Carroll F Ivy, Robinson T Philip, Brieaddy Lawrence E, Atkinson Robert N, Mascarella S Wayne, Damaj M Imad, Martin Billy R, Navarro Hernán A
Organic and Medicinal Chemistry, Research Triangle Institute, Research Triangle Park, North Carolina 27709, USA.
J Med Chem. 2007 Dec 13;50(25):6383-91. doi: 10.1021/jm0704696. Epub 2007 Nov 10.
Epibatidine analogues 3- 5, possessing the pyridine ring fused to the 2,3 position of the 7-azabicyclo[2.2.1]heptane ring, and analogue 8a, possessing a benzene ring fused to the 5,6 position, were synthesized by procedures involving key steps of trapping 2,3-pyridyne, 3,4-pyridyne, and benzyne with tert-butyl 1 H-pyrrole-1-carboxylate.

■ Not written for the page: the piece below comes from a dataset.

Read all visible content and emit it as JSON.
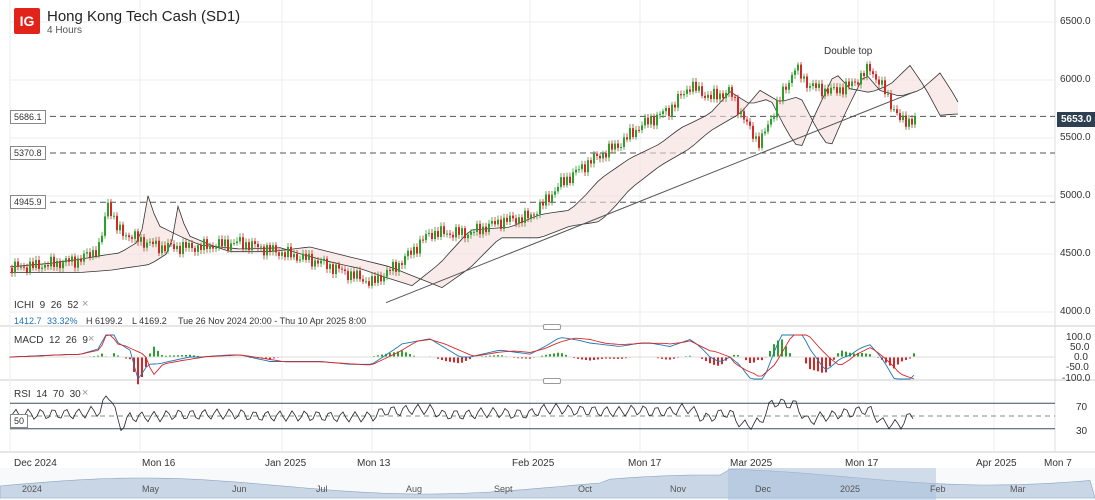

Two epibatidine analogues, 6 and 7, which have the 2'-chloropyridine ring bridged to the 7-azabicyclo[2.2.1]heptane ring via a methylene group, were synthesized, where the key step was an intramolecular reductive palladium-catalyzed Heck-type coupling. Even though the conformationally restricted epibatidine analogues, 3- 7, and the benzo analogue 8a possess nAChR pharmacophore features thought to be needed for alpha(4)beta(2) binding, they all showed low affinity for nAChRs relative to epibatidine. These studies provide new information concerning the pharmacophore for nAChRs and suggest that nitrogen lone-pair directionality and steric factors may be important. Interestingly, N-methylepibatidine, prepared as a standard compound for the study of bridged analogues 6 and 7, was a potent nAChR mixed agonist antagonist.
通过涉及用叔丁基 1H - 吡咯 - 1 - 羧酸酯捕获 2,3 - 吡啶炔、3,4 - 吡啶炔和苯炔等关键步骤的方法,合成了在 7 - 氮杂双环[2.2.1]庚烷环的 2,3 位稠合有吡啶环的埃博霉素类似物 3 - 5 以及在 5,6 位稠合有苯环的类似物 8a。合成了两个埃博霉素类似物 6 和 7,它们通过亚甲基将 2'-氯吡啶环与 7 - 氮杂双环[2.2.1]庚烷环相连,其中关键步骤是分子内还原钯催化的赫克型偶联反应。尽管构象受限的埃博霉素类似物 3 - 7 和苯并类似物 8a 具有被认为是α(4)β(2)结合所需的烟碱型乙酰胆碱受体药效团特征,但相对于埃博霉素,它们对烟碱型乙酰胆碱受体均显示出低亲和力。这些研究提供了关于烟碱型乙酰胆碱受体药效团的新信息,并表明氮孤对方向性和空间因素可能很重要。有趣的是,作为研究桥连类似物 6 和 7 的标准化合物制备的 N - 甲基埃博霉素是一种有效的烟碱型乙酰胆碱受体混合激动剂拮抗剂。